Perma-Fix Environmental Services, Inc. provides unique hazardous,
mixed and industrial waste management services, along with environmental
engineering and consulting services.   The Perma-Fix Process is a
proprietary mobile treatment technology that converts hazardous waste
into a non-hazardous material. The process is simple, safe, create little
or no volume increase and is the most cost-effective option on the market
today for the cleanup of mixed radioactive waste.  Perma-Fix is widely
recognized for meeting customer needs with technologically advanced
alternatives to traditional landfill and incineration methods.

Please visit us on the World Wide Web at "www.perma-fix.com."

This press release contains "forward-looking statements" which are
based largely on the Company's expectations and are subject to various
business risks and uncertainties, certain of which are beyond the
Company's control.

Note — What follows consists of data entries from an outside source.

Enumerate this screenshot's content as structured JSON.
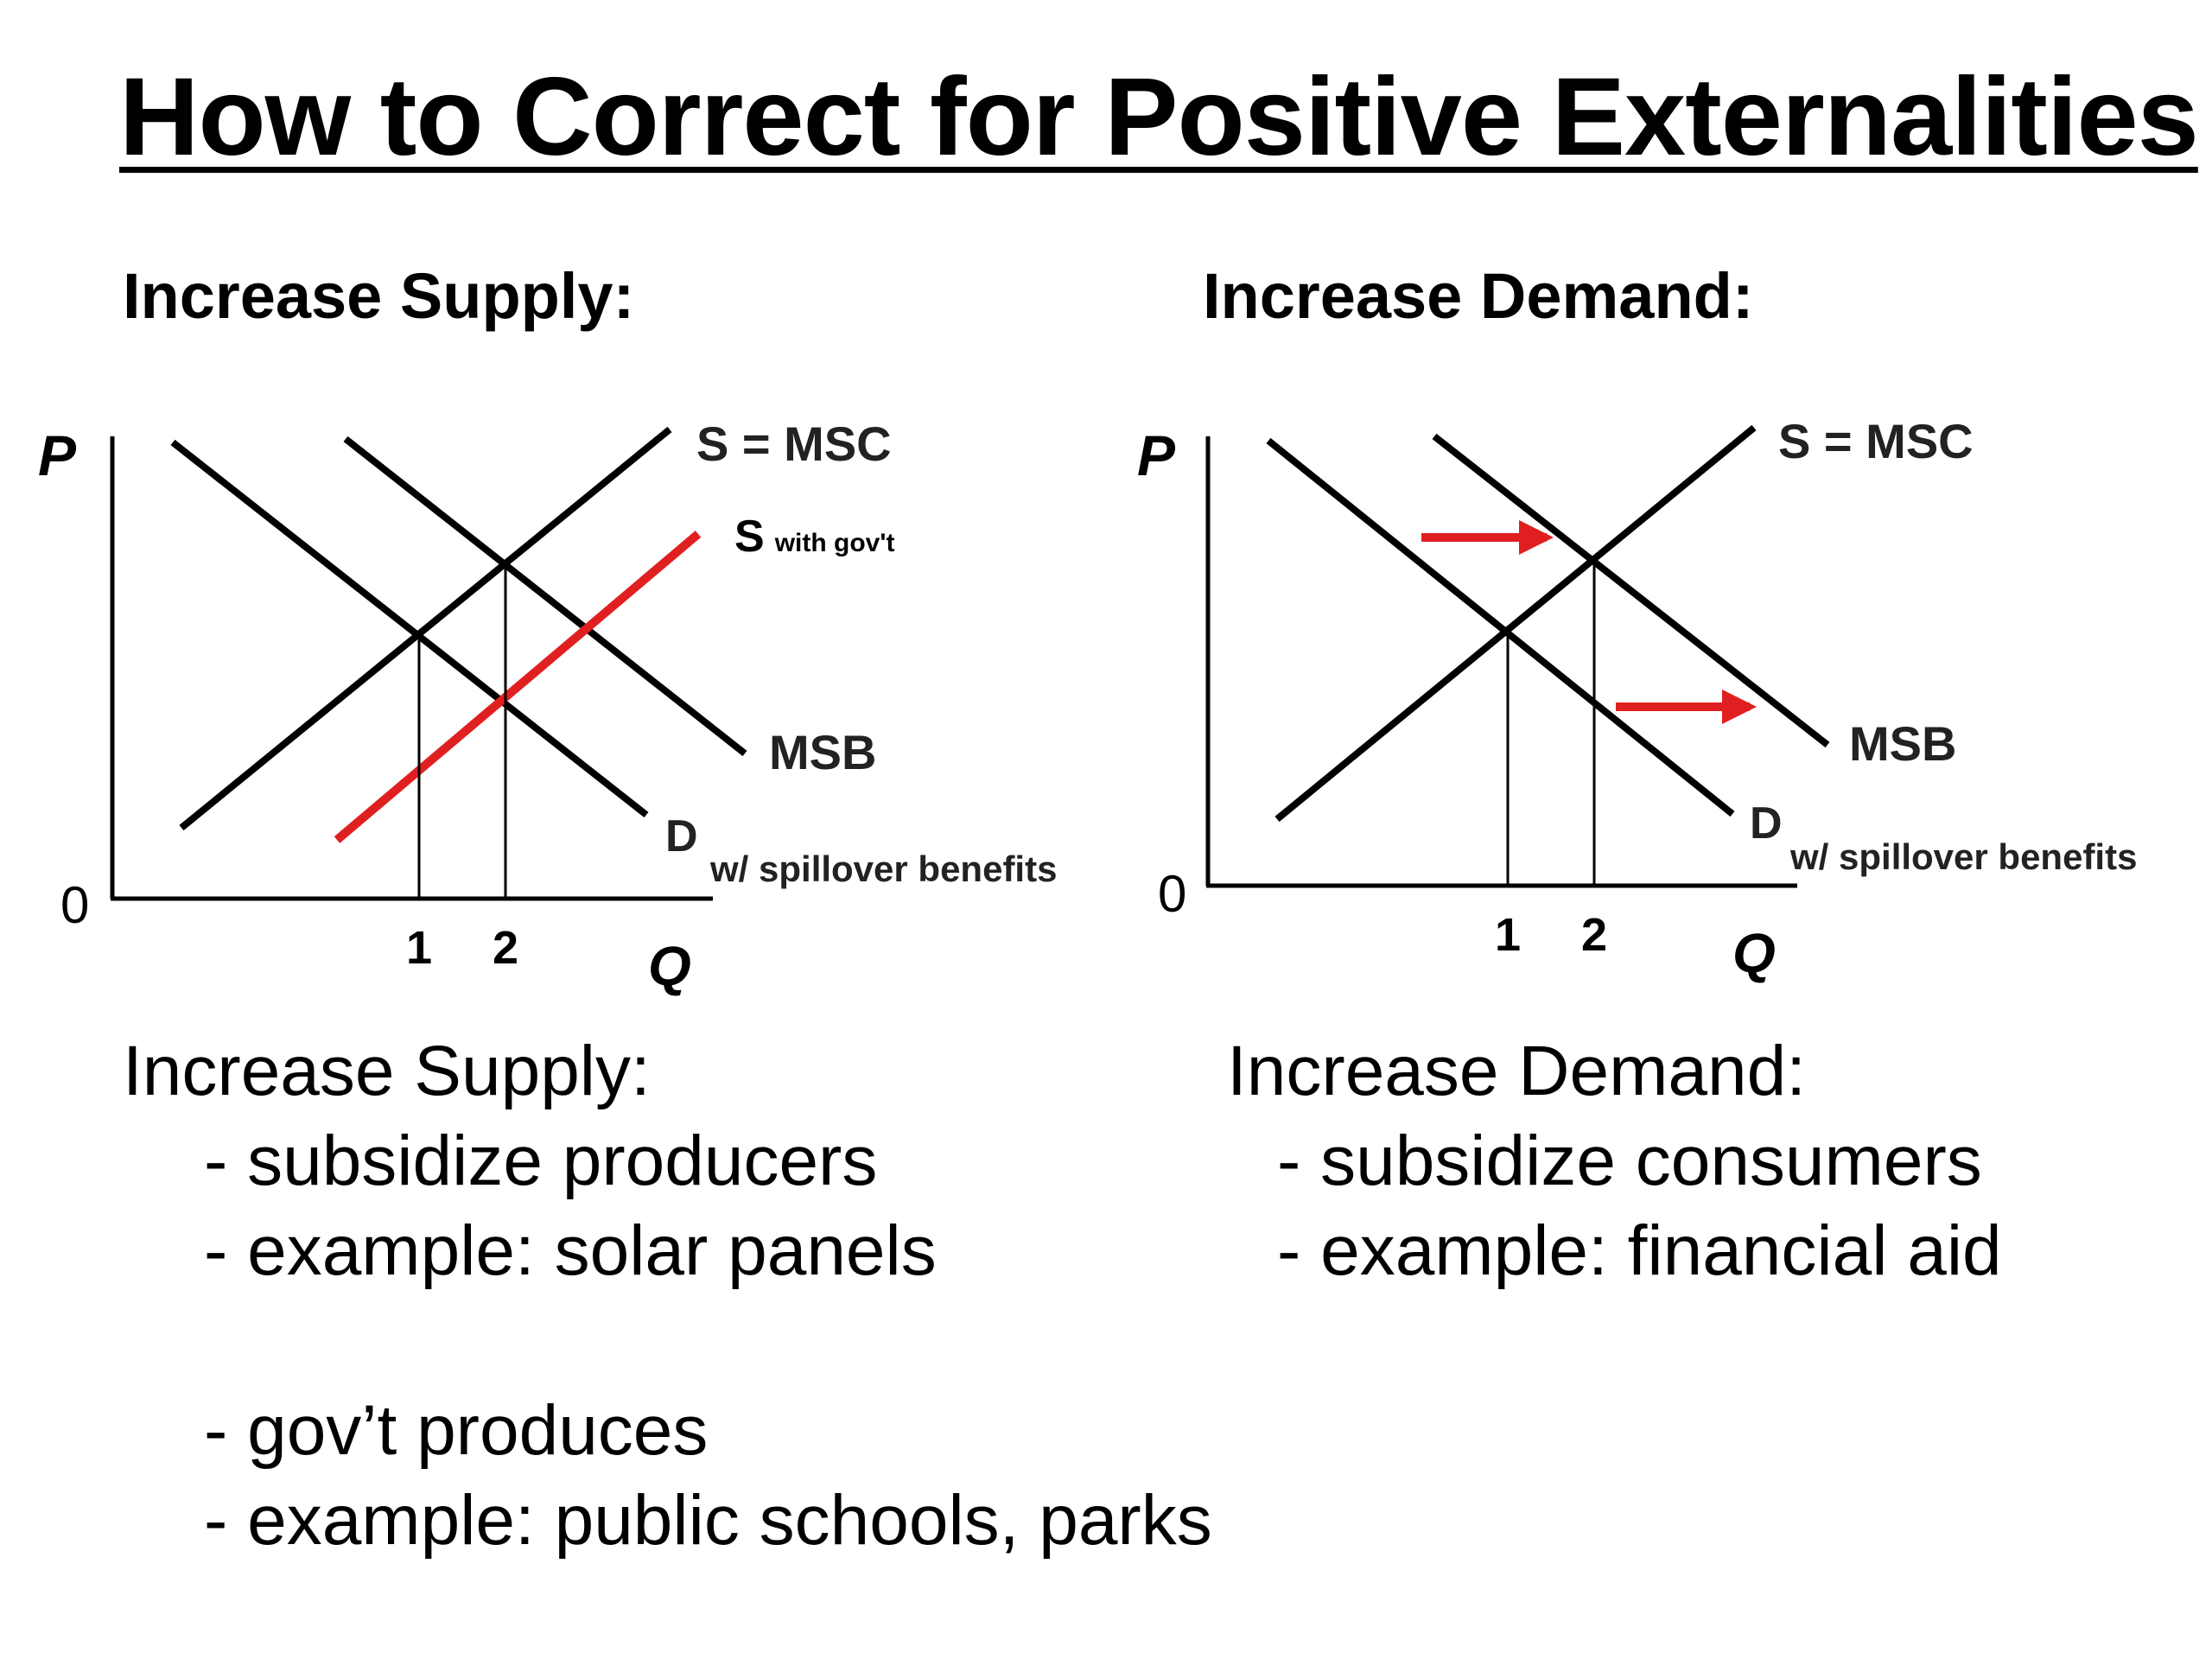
{
  "title": "How to Correct for Positive Externalities",
  "left_heading": "Increase Supply:",
  "right_heading": "Increase Demand:",
  "colors": {
    "curve": "#000000",
    "shift": "#e02020"
  },
  "left_graph": {
    "y_axis_label": "P",
    "x_axis_label": "Q",
    "origin_label": "0",
    "q_ticks": [
      "1",
      "2"
    ],
    "supply_label": "S = MSC",
    "gov_supply_label_main": "S",
    "gov_supply_label_sub": "with gov't",
    "msb_label": "MSB",
    "demand_label": "D",
    "spillover_label": "w/ spillover benefits"
  },
  "right_graph": {
    "y_axis_label": "P",
    "x_axis_label": "Q",
    "origin_label": "0",
    "q_ticks": [
      "1",
      "2"
    ],
    "supply_label": "S = MSC",
    "msb_label": "MSB",
    "demand_label": "D",
    "spillover_label": "w/ spillover benefits",
    "arrows": [
      "shift-right",
      "shift-right"
    ]
  },
  "left_text": {
    "heading": "Increase Supply:",
    "items": [
      "- subsidize producers",
      "- example: solar panels"
    ],
    "items_2": [
      "- gov’t produces",
      "- example: public schools, parks"
    ]
  },
  "right_text": {
    "heading": "Increase Demand:",
    "items": [
      "- subsidize consumers",
      "- example: financial aid"
    ]
  }
}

Forward-looking statements include, but are not
limited to, the information concerning  the possible or assumed  future
results of operations of the combined Companies, increased revenue,
enhanced  profitability and growth opportunities  and the impact on
earnings per share, economies of scale, new customers, access to new
products and additional markets as a result of the acquisition.  These
forward-looking statements are intended to qualify for the safe harbors
from liability established by the Private Securities Litigation Reform
Act of 1995.  While the Company believes the expectations reflected in
this news release are reasonable, it can give no assurance such
expectations will prove to be correct.  There are a variety of factors
which could cause future outcomes to differ materially from those
described in this release, including without  limitation, future economic
conditions, industry conditions, competitive pressures, or the ability of

<PAGE>
the Company to achieve the anticipated economies of scale, profitability
and growth.  The Company makes no commitment to disclose any revisions to
forward-looking statements, or any facts, events or circumstances after
the date hereof that bear upon forward-looking statements.